Among Central Vietnam's most prestigious high schools, Lê Khiết is the only gifted high school in Quảng Ngải province, attracting top students from the province and nearby area. Its students have won awards at national and regional academic olympiads, while its alumni have included notable figures in local and national politics, academia and business, including former President of Vietnam Trần Đức Lương, founding chancellor of Danang University Phan Kỳ Phùng and agent orange activist Phan Thị Phi Phi.

== History ==
Lê Khiết High School was established on October 1, 1945, under the direction of well-known revolutionary author Nguyn V. During its first 10 years of operation, the school has trained 3,419 students. On April 30, 1955, the school was dissolved following the Geneva Agreement.

In 1989, Quảng Ngãi province was re-established on the basis of separation from Nghĩa Bình province.

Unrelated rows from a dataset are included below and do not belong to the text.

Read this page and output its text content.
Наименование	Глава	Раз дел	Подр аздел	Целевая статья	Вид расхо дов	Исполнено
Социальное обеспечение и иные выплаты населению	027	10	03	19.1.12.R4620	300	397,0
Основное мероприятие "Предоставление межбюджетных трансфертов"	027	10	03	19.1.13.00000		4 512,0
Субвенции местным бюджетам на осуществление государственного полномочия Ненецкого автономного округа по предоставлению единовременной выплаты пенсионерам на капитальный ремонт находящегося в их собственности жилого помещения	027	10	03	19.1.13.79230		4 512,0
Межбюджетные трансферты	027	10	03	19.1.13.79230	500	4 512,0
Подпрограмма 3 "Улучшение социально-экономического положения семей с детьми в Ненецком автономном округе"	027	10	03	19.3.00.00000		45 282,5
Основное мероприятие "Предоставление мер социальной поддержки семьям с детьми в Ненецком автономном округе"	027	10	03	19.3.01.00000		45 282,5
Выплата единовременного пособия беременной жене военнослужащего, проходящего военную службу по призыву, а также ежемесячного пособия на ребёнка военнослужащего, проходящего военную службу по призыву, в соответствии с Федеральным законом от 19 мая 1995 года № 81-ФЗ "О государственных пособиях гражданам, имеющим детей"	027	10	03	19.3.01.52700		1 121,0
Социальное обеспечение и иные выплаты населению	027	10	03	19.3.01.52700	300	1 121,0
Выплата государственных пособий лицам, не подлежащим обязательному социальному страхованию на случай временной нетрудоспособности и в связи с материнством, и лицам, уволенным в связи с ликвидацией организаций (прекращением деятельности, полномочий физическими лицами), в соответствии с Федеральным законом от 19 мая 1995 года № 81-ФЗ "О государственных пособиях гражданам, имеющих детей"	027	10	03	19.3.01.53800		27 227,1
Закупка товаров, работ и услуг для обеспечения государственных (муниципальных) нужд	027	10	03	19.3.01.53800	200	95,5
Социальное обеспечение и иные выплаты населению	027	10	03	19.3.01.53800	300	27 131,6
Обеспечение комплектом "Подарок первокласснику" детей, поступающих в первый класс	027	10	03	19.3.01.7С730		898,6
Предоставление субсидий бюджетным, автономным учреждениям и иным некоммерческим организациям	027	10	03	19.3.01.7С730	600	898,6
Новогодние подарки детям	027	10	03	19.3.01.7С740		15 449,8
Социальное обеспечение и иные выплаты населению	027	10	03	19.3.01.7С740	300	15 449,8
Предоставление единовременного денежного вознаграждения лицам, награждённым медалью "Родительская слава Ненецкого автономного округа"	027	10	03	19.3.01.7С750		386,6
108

The school was re-established on September 5, 1990.

In July 1993, the school merged with the "2-3 Specialized School" to form the current Lê Khiết High School for the Gifted, which then became a part of the nationwide public magnet school systems.

The school currently offers advanced courses in the Social Sciences, Humanities and Natural Sciences. As a public magnet school, it does not charge tuition fee but instead provide grants to subsidize the cost of living for underprivileged students, in addition to scholarship for excellent students.

Its principal is Vũ Thị Liên Hương, a member of the National Assembly of Vietnam.

== Honors & Awards ==
Since its re-establishment, the school has been awarded the First and Second-class Labor Orders and the Third-class Independence Medal.

In 2011, the Vietnam Union of Science and Technology Associations, the National Youth Union, and the Ministry of Education and Training recognized Lê Khiết as an excellent unit and a "golden symbol of talent training" for the first time.

Since its re-establishment in 1990, Lê Khiết High School for the Gifted has trained more than 8,000 graduates. Its students have won accolades at national and regional academic olympiads. The school has a graduation rate is 100%, with 95% of graduates gaining admission to institutions of higher education.